Love is so beautiful when the pieces fall together.
He promised to take her on a walkabout of the woods and introduce her to trolls, elves, naiads and the other magical beings. “But I’ll do it slow and easy,” he’d smiled. “No rush, my queen. I want you to drink it all in, in your own sweet time.”
A human visitor to the dryad grove, if he or she were to make it this deep into the woods without being frightened away by a glamoured image of a bear, lion or bobcat, would see a patch of a six lush trees in a cluster. That human might notice that the trees bent and swayed without the benefit of a breeze, and he or she might wonder how it was that no dead branches littered the perfect mossy carpet beneath the trunks.

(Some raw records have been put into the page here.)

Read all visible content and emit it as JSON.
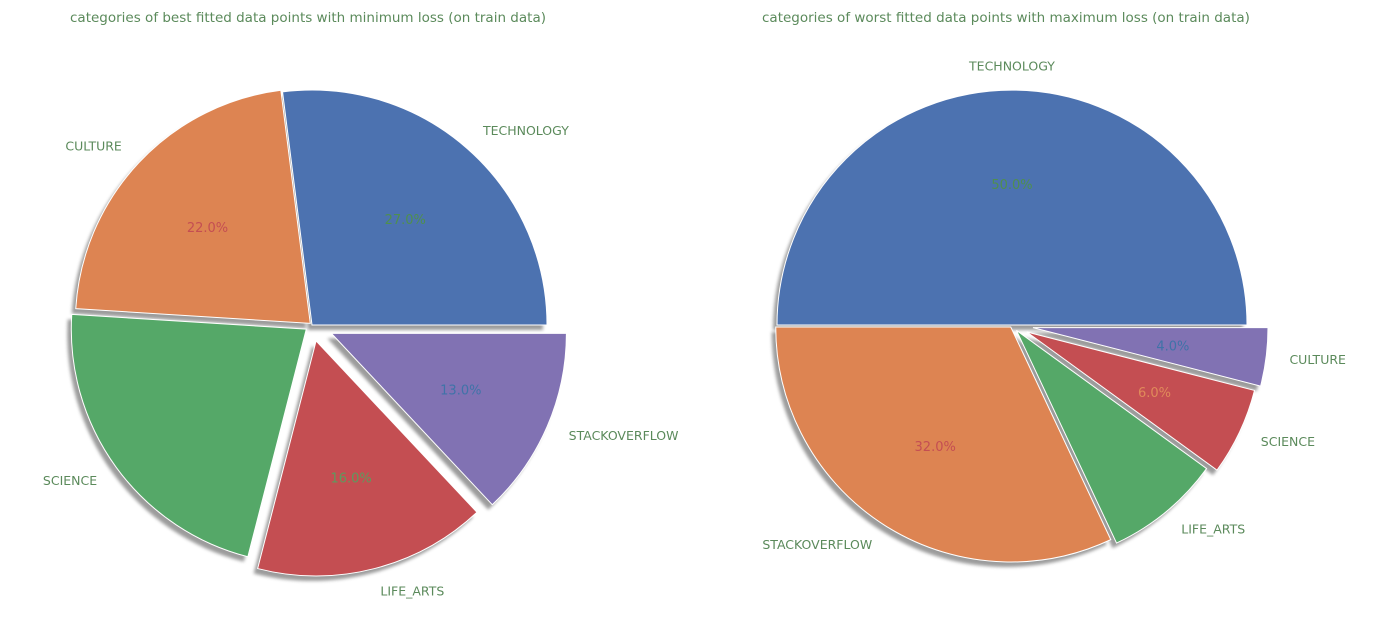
{
  "chart_data": [
    {
      "type": "pie",
      "title": "categories of best fitted data points with minimum loss (on train data)",
      "categories": [
        "TECHNOLOGY",
        "CULTURE",
        "SCIENCE",
        "LIFE_ARTS",
        "STACKOVERFLOW"
      ],
      "values": [
        27.0,
        22.0,
        22.0,
        16.0,
        13.0
      ],
      "value_labels": [
        "27.0%",
        "22.0%",
        "",
        "16.0%",
        "13.0%"
      ],
      "explode": [
        0,
        0.01,
        0.03,
        0.07,
        0.09
      ],
      "colors": [
        "#4c72b0",
        "#dd8452",
        "#55a868",
        "#c44e52",
        "#8172b3"
      ],
      "label_colors": [
        "#4f8f4f",
        "#c44e52",
        "#55a868",
        "#5e9a5e",
        "#3f73a8"
      ],
      "start_angle_deg": 0,
      "direction": "counterclockwise",
      "shadow": true
    },
    {
      "type": "pie",
      "title": "categories of worst fitted data points with maximum loss (on train data)",
      "categories": [
        "TECHNOLOGY",
        "STACKOVERFLOW",
        "LIFE_ARTS",
        "SCIENCE",
        "CULTURE"
      ],
      "values": [
        50.0,
        32.0,
        8.0,
        6.0,
        4.0
      ],
      "value_labels": [
        "50.0%",
        "32.0%",
        "",
        "6.0%",
        "4.0%"
      ],
      "explode": [
        0,
        0.01,
        0.03,
        0.07,
        0.09
      ],
      "colors": [
        "#4c72b0",
        "#dd8452",
        "#55a868",
        "#c44e52",
        "#8172b3"
      ],
      "label_colors": [
        "#4f8f4f",
        "#c44e52",
        "#55a868",
        "#e08a5a",
        "#3f73a8"
      ],
      "start_angle_deg": 0,
      "direction": "counterclockwise",
      "shadow": true
    }
  ]
}
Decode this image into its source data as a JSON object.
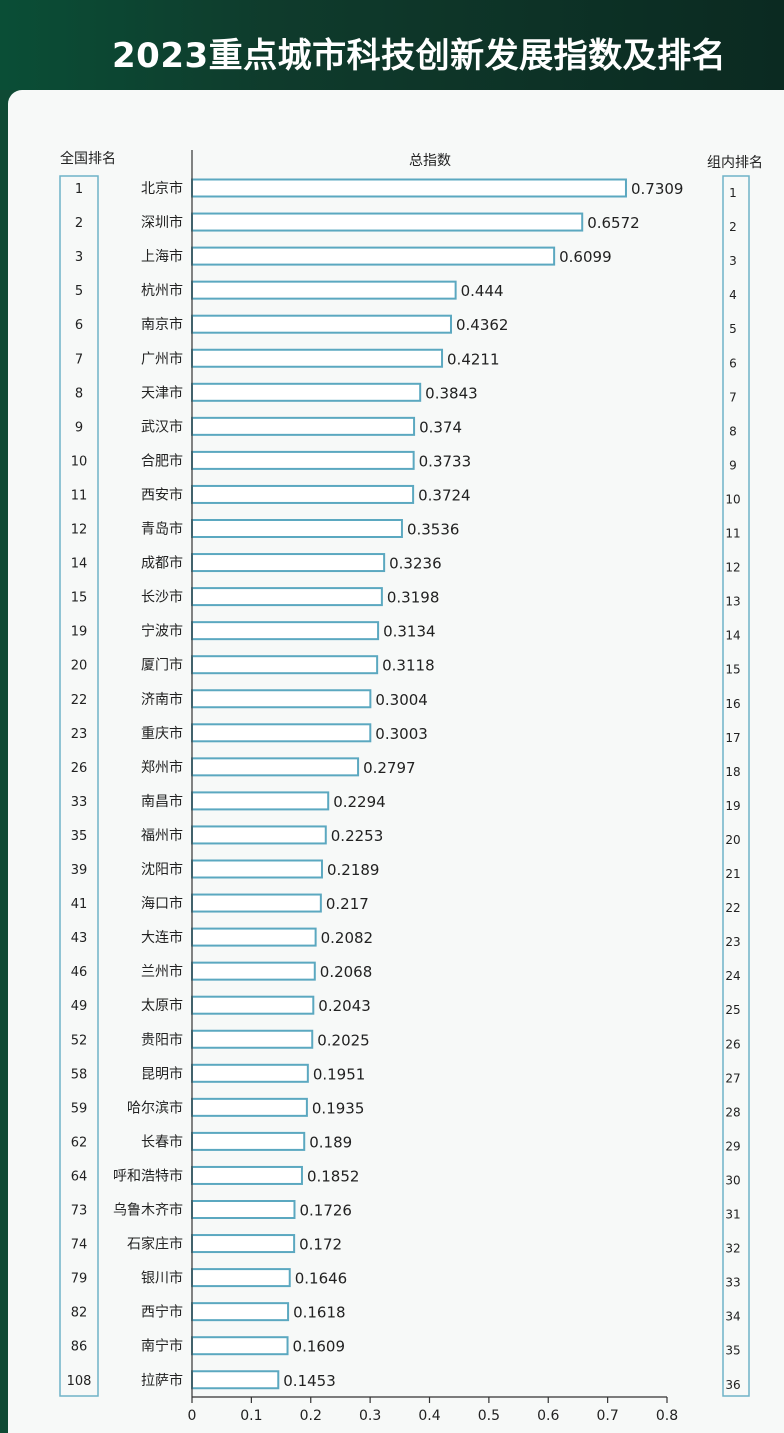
{
  "header": {
    "title": "2023重点城市科技创新发展指数及排名"
  },
  "columns": {
    "national_rank_label": "全国排名",
    "index_label": "总指数",
    "group_rank_label": "组内排名"
  },
  "colors": {
    "bar_stroke": "#5ba8c0",
    "bar_fill": "#ffffff",
    "header_bg": "#0f3b2c",
    "card_bg": "#f7f9f8"
  },
  "chart_data": {
    "type": "bar",
    "orientation": "horizontal",
    "title": "2023重点城市科技创新发展指数及排名",
    "xlabel": "总指数",
    "xlim": [
      0,
      0.8
    ],
    "xticks": [
      0,
      0.1,
      0.2,
      0.3,
      0.4,
      0.5,
      0.6,
      0.7,
      0.8
    ],
    "categories": [
      "北京市",
      "深圳市",
      "上海市",
      "杭州市",
      "南京市",
      "广州市",
      "天津市",
      "武汉市",
      "合肥市",
      "西安市",
      "青岛市",
      "成都市",
      "长沙市",
      "宁波市",
      "厦门市",
      "济南市",
      "重庆市",
      "郑州市",
      "南昌市",
      "福州市",
      "沈阳市",
      "海口市",
      "大连市",
      "兰州市",
      "太原市",
      "贵阳市",
      "昆明市",
      "哈尔滨市",
      "长春市",
      "呼和浩特市",
      "乌鲁木齐市",
      "石家庄市",
      "银川市",
      "西宁市",
      "南宁市",
      "拉萨市"
    ],
    "values": [
      0.7309,
      0.6572,
      0.6099,
      0.444,
      0.4362,
      0.4211,
      0.3843,
      0.374,
      0.3733,
      0.3724,
      0.3536,
      0.3236,
      0.3198,
      0.3134,
      0.3118,
      0.3004,
      0.3003,
      0.2797,
      0.2294,
      0.2253,
      0.2189,
      0.217,
      0.2082,
      0.2068,
      0.2043,
      0.2025,
      0.1951,
      0.1935,
      0.189,
      0.1852,
      0.1726,
      0.172,
      0.1646,
      0.1618,
      0.1609,
      0.1453
    ],
    "value_labels": [
      "0.7309",
      "0.6572",
      "0.6099",
      "0.444",
      "0.4362",
      "0.4211",
      "0.3843",
      "0.374",
      "0.3733",
      "0.3724",
      "0.3536",
      "0.3236",
      "0.3198",
      "0.3134",
      "0.3118",
      "0.3004",
      "0.3003",
      "0.2797",
      "0.2294",
      "0.2253",
      "0.2189",
      "0.217",
      "0.2082",
      "0.2068",
      "0.2043",
      "0.2025",
      "0.1951",
      "0.1935",
      "0.189",
      "0.1852",
      "0.1726",
      "0.172",
      "0.1646",
      "0.1618",
      "0.1609",
      "0.1453"
    ],
    "national_rank": [
      "1",
      "2",
      "3",
      "5",
      "6",
      "7",
      "8",
      "9",
      "10",
      "11",
      "12",
      "14",
      "15",
      "19",
      "20",
      "22",
      "23",
      "26",
      "33",
      "35",
      "39",
      "41",
      "43",
      "46",
      "49",
      "52",
      "58",
      "59",
      "62",
      "64",
      "73",
      "74",
      "79",
      "82",
      "86",
      "108"
    ],
    "group_rank": [
      "1",
      "2",
      "3",
      "4",
      "5",
      "6",
      "7",
      "8",
      "9",
      "10",
      "11",
      "12",
      "13",
      "14",
      "15",
      "16",
      "17",
      "18",
      "19",
      "20",
      "21",
      "22",
      "23",
      "24",
      "25",
      "26",
      "27",
      "28",
      "29",
      "30",
      "31",
      "32",
      "33",
      "34",
      "35",
      "36"
    ]
  }
}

Dora, however, was now one of the Fair Folk and the mysteries of the woods were no longer hidden from her. She saw the trees, but she also saw the dryads who were linked to them. Geneva, the juniper dryad, rested on the moss floor and played a lap harp. Next to her, Hazel, her feet propped on the trunk of her hazel tree, juggled four walnuts. Fiona was in the crook of her tree inspecting the young apples that were swelling on its branches.
“Where are the others?” Dora asked Fiona. She’d been surprised when Fiona had explained earlier that the dryads could safely leave their trees for days at a time to venture into different parts of Prescott Woods.
“Daphne and Dara went to visit the naiads,” replied Fiona as she clambered up higher in the tree. “And Ashby’s off picking some blackberries for you.”